Dans la baie fauve

Lorsqu’il repère une affichette de refuge canin sur la vitrine d’un brocanteur de village, Ray est ce bonhomme désabusé de 57 ans,  » trop vieux pour prendre un nouveau départ, trop jeune pour baisser tout à fait les bras« . Qui rend suspicieux ceux qu’il croise et vit claquemuré dans la maison de son père, à proximité de Tawny Bay. L’adoption de One Eye, clébard borgne et pas super commode va pourtant amplifier son horizon sous asphyxie.
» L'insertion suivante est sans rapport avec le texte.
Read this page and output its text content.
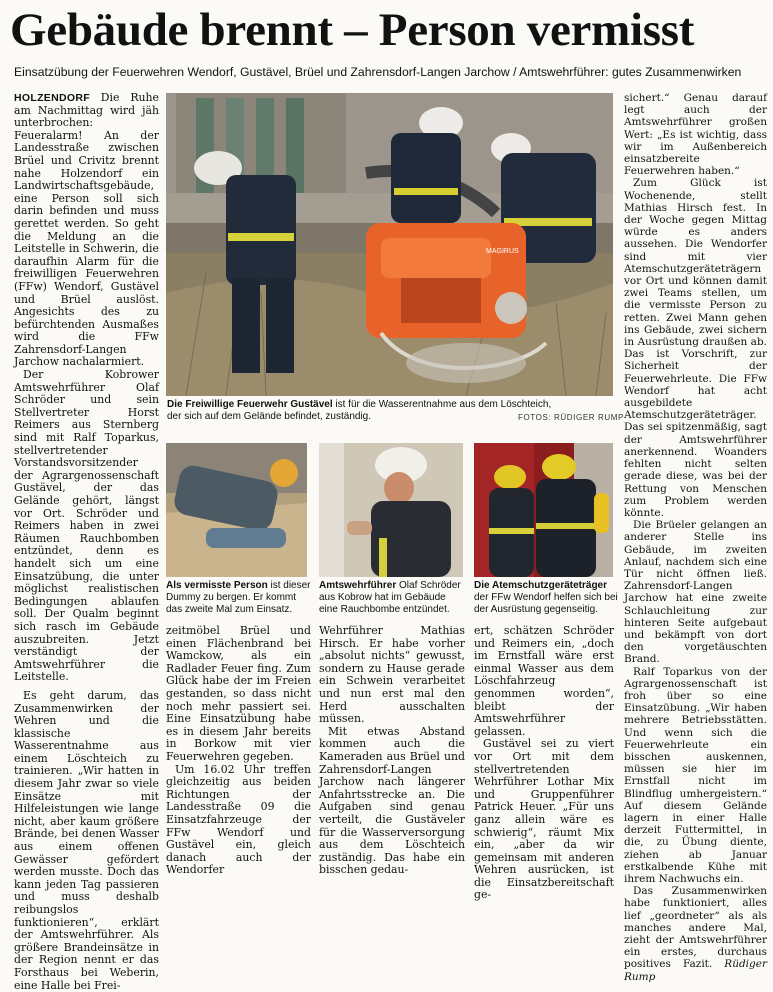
Gebäude brennt – Person vermisst

Einsatzübung der Feuerwehren Wendorf, Gustävel, Brüel und Zahrensdorf-Langen Jarchow / Amtswehrführer: gutes Zusammenwirken

HOLZENDORF Die Ruhe am Nachmittag wird jäh unterbrochen: Feueralarm! An der Landesstraße zwischen Brüel und Crivitz brennt nahe Holzendorf ein Landwirtschaftsgebäude, eine Person soll sich darin befinden und muss gerettet werden. So geht die Meldung an die Leitstelle in Schwerin, die daraufhin Alarm für die freiwilligen Feuerwehren (FFw) Wendorf, Gustävel und Brüel auslöst. Angesichts des zu befürchtenden Ausmaßes wird die FFw Zahrensdorf-Langen Jarchow nachalarmiert.

Der Kobrower Amtswehrführer Olaf Schröder und sein Stellvertreter Horst Reimers aus Sternberg sind mit Ralf Toparkus, stellvertretender Vorstandsvorsitzender der Agrargenossenschaft Gustävel, der das Gelände gehört, längst vor Ort. Schröder und Reimers haben in zwei Räumen Rauchbomben entzündet, denn es handelt sich um eine Einsatzübung, die unter möglichst realistischen Bedingungen ablaufen soll. Der Qualm beginnt sich rasch im Gebäude auszubreiten. Jetzt verständigt der Amtswehrführer die Leitstelle.

Es geht darum, das Zusammenwirken der Wehren und die klassische Wasserentnahme aus einem Löschteich zu trainieren. „Wir hatten in diesem Jahr zwar so viele Einsätze mit Hilfeleistungen wie lange nicht, aber kaum größere Brände, bei denen Wasser aus einem offenen Gewässer gefördert werden musste. Doch das kann jeden Tag passieren und muss deshalb reibungslos funktionieren“, erklärt der Amtswehrführer. Als größere Brandeinsätze in der Region nennt er das Forsthaus bei Weberin, eine Halle bei Frei-

MAGIRUS
Die Freiwillige Feuerwehr Gustävel ist für die Wasserentnahme aus dem Löschteich, der sich auf dem Gelände befindet, zuständig.	FOTOS: RÜDIGER RUMP
Als vermisste Person ist dieser Dummy zu bergen. Er kommt das zweite Mal zum Einsatz.
Amtswehrführer Olaf Schröder aus Kobrow hat im Gebäude eine Rauchbombe entzündet.
Die Atemschutzgeräteträger der FFw Wendorf helfen sich bei der Ausrüstung gegenseitig.

zeitmöbel Brüel und einen Flächenbrand bei Wamckow, als ein Radlader Feuer fing. Zum Glück habe der im Freien gestanden, so dass nicht noch mehr passiert sei. Eine Einsatzübung habe es in diesem Jahr bereits in Borkow mit vier Feuerwehren gegeben.

Um 16.02 Uhr treffen gleichzeitig aus beiden Richtungen der Landesstraße 09 die Einsatzfahrzeuge der FFw Wendorf und Gustävel ein, gleich danach auch der Wendorfer

Wehrführer Mathias Hirsch. Er habe vorher „absolut nichts“ gewusst, sondern zu Hause gerade ein Schwein verarbeitet und nun erst mal den Herd ausschalten müssen.

Mit etwas Abstand kommen auch die Kameraden aus Brüel und Zahrensdorf-Langen Jarchow nach längerer Anfahrtsstrecke an. Die Aufgaben sind genau verteilt, die Gustäveler für die Wasserversorgung aus dem Löschteich zuständig. Das habe ein bisschen gedau-

ert, schätzen Schröder und Reimers ein, „doch im Ernstfall wäre erst einmal Wasser aus dem Löschfahrzeug genommen worden“, bleibt der Amtswehrführer gelassen.

Gustävel sei zu viert vor Ort mit dem stellvertretenden Wehrführer Lothar Mix und Gruppenführer Patrick Heuer. „Für uns ganz allein wäre es schwierig“, räumt Mix ein, „aber da wir gemeinsam mit anderen Wehren ausrücken, ist die Einsatzbereitschaft ge-

sichert.“ Genau darauf legt auch der Amtswehrführer großen Wert: „Es ist wichtig, dass wir im Außenbereich einsatzbereite Feuerwehren haben.“

Zum Glück ist Wochenende, stellt Mathias Hirsch fest. In der Woche gegen Mittag würde es anders aussehen. Die Wendorfer sind mit vier Atemschutzgeräteträgern vor Ort und können damit zwei Teams stellen, um die vermisste Person zu retten. Zwei Mann gehen ins Gebäude, zwei sichern in Ausrüstung draußen ab. Das ist Vorschrift, zur Sicherheit der Feuerwehrleute. Die FFw Wendorf hat acht ausgebildete Atemschutzgeräteträger. Das sei spitzenmäßig, sagt der Amtswehrführer anerkennend. Woanders fehlten nicht selten gerade diese, was bei der Rettung von Menschen zum Problem werden könnte.

Die Brüeler gelangen an anderer Stelle ins Gebäude, im zweiten Anlauf, nachdem sich eine Tür nicht öffnen ließ. Zahrensdorf-Langen Jarchow hat eine zweite Schlauchleitung zur hinteren Seite aufgebaut und bekämpft von dort den vorgetäuschten Brand.

Ralf Toparkus von der Agrargenossenschaft ist froh über so eine Einsatzübung. „Wir haben mehrere Betriebsstätten. Und wenn sich die Feuerwehrleute ein bisschen auskennen, müssen sie hier im Ernstfall nicht im Blindflug umhergeistern.“ Auf diesem Gelände lagern in einer Halle derzeit Futtermittel, in die, zu Übung diente, ziehen ab Januar erstkalbende Kühe mit ihrem Nachwuchs ein.

Das Zusammenwirken habe funktioniert, alles lief „geordneter“ als als manches andere Mal, zieht der Amtswehrführer ein erstes, durchaus positives Fazit. Rüdiger Rump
Voilà un interlocuteur qui ne crée pas en lui de malaise, avec lequel il s’engouffre naturellement dans des promenades et ses souvenirs d’enfance. Ray se met à hauteur d’animal, truffant ses observations d’odeurs et de sensations immersives, et Sara Baume n’a pas son pareil pour rendre leur complicité tangible. L’empathie entre les deux compères devient telle que l’homme se rêve chien plus d’une nuit. Arrive hélas un jour où One Eye s’en prend trop violemment à un shih tzu et à son propriétaire, un gamin. La mère, affolée, finit par sommer la police de faire piquer la bête féroce. Cette solution est inenvisageable pour notre narrateur: muni du strict nécessaire et de cet ami à poils qu’il ne livrerait pour rien au monde, il prend la tangente en voiture, débutant une cavale à flanc de rivage dont les détours l’amènent à se confier davantage sur la mort de son père, secret étonnant et faisant éclater sa singularité d’humain. Dans ce premier roman à la langue sensuelle, aux réflexions que le ressac et la solitude ont rendu luisantes et précieuses, Sara Baume parviendra à émouvoir jusqu’aux lecteurs n’ayant jamais versé une larme devant Lassie.

De Sara Baume, éditions Noir sur Blanc (Notabilia), traduit de l’anglais (Irlande) par France Camus Pichon, 272 pages.